Recommended: Tsotsi, 4Star, opening Friday. Tsotsi is so good it’s difficult to watch. Writer/director Gavin Hood asks for no sympathy for the violent young thug at the film’s center (Presley Chweneyagae), even as he shows you the dire poverty that created this scary young man. Early in the film, the title character highjacks a car, shooting a woman in the stomach. Then he discovers a baby in the back seat. The thug has no idea what to do, so he finds himself caring for the child, and he slowly begins to soften.

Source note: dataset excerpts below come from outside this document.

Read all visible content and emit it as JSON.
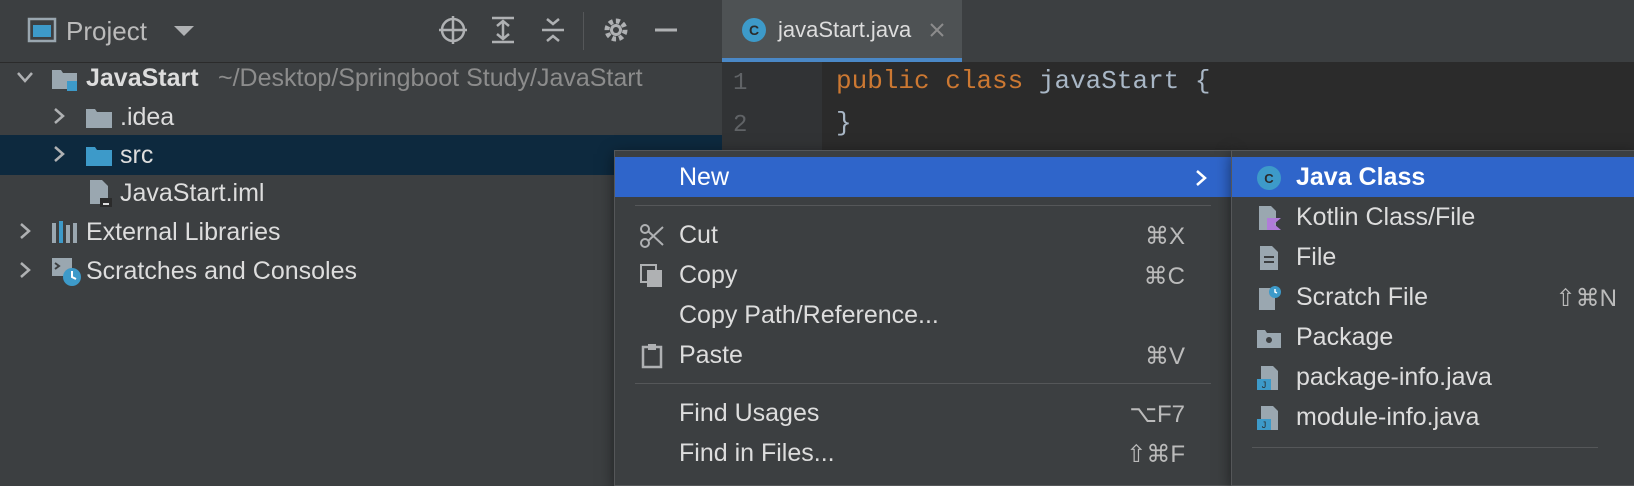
{
  "project": {
    "title": "Project",
    "tree": {
      "root_name": "JavaStart",
      "root_path": "~/Desktop/Springboot Study/JavaStart",
      "idea": ".idea",
      "src": "src",
      "iml": "JavaStart.iml",
      "external_libraries": "External Libraries",
      "scratches": "Scratches and Consoles"
    }
  },
  "editor": {
    "tab_label": "javaStart.java",
    "line_numbers": [
      "1",
      "2"
    ],
    "code": {
      "kw_public": "public",
      "kw_class": "class",
      "class_name": "javaStart",
      "open_brace": "{",
      "close_brace": "}"
    }
  },
  "context_menu": {
    "new": "New",
    "cut": "Cut",
    "cut_shortcut": "⌘X",
    "copy": "Copy",
    "copy_shortcut": "⌘C",
    "copy_path": "Copy Path/Reference...",
    "paste": "Paste",
    "paste_shortcut": "⌘V",
    "find_usages": "Find Usages",
    "find_usages_shortcut": "⌥F7",
    "find_in_files": "Find in Files...",
    "find_in_files_shortcut": "⇧⌘F"
  },
  "submenu": {
    "java_class": "Java Class",
    "kotlin": "Kotlin Class/File",
    "file": "File",
    "scratch_file": "Scratch File",
    "scratch_shortcut": "⇧⌘N",
    "package": "Package",
    "package_info": "package-info.java",
    "module_info": "module-info.java"
  },
  "colors": {
    "selection": "#2f65ca",
    "tree_selection": "#0d293e",
    "accent_folder": "#3d9ac9",
    "keyword": "#cc7832"
  }
}
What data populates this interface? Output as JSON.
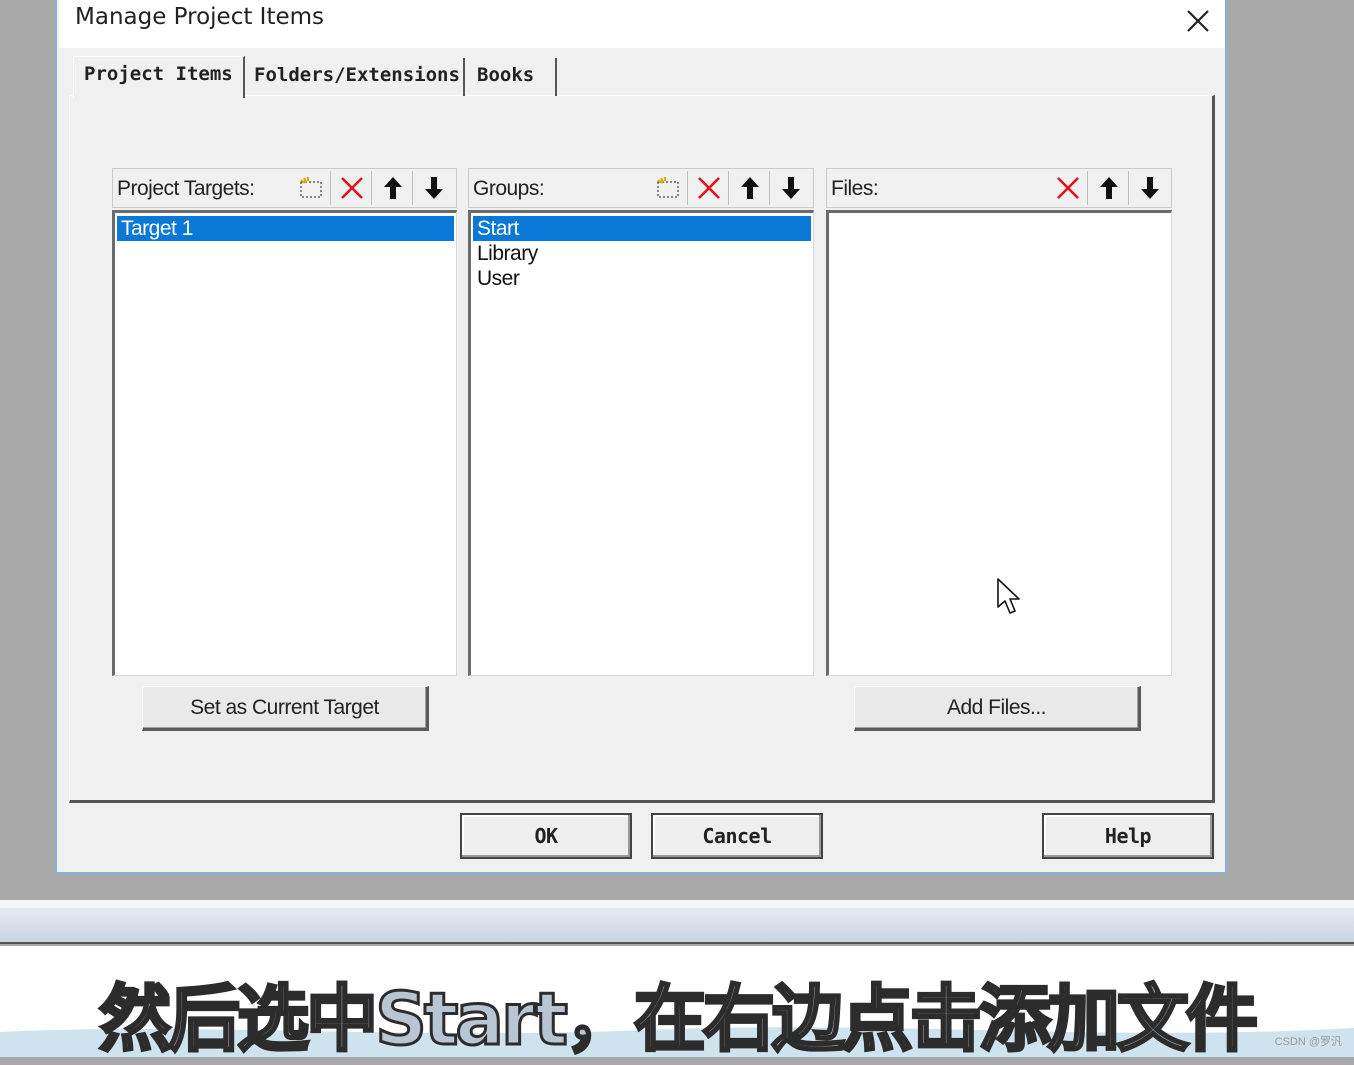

This is a tense, scary, vicious, yet ultimately beautiful film about humanity and redemption.

Recommended, with Reservations: Ice Age: The Meltdown, Elmwood, opens Friday. Not in the same class as Shrek or The Incredibles, or even of the first Ice Age movie, but still an entertaining diversion for an afternoon with the kids. The best scenes (which have nothing to do with the rest of the movie) involve a sort of proto-squirrel who may be computer animation’s answer to Wile Coyote.

Noteworthy: The Discreet Charm of the Bourgeoisie, Pacific Film Archive, Saturday, 6:30. It’s been entirely too long since I’ve seen what I remember as my favorite Luis Buñuel film. An extremely pointed comedy where fantasy and reality merge (hey, this is Buñuel), Discreet Charm tells the tale of a small group of wealthy friends whose bad luck continually thwarts their attempts to eat dinner. Part of the PFA’s tribute to screenwriter Jean-Claude Carrière, although it’s more like a tribute to Carrière and Buñuel, as they are showing nothing the former wrote for another director.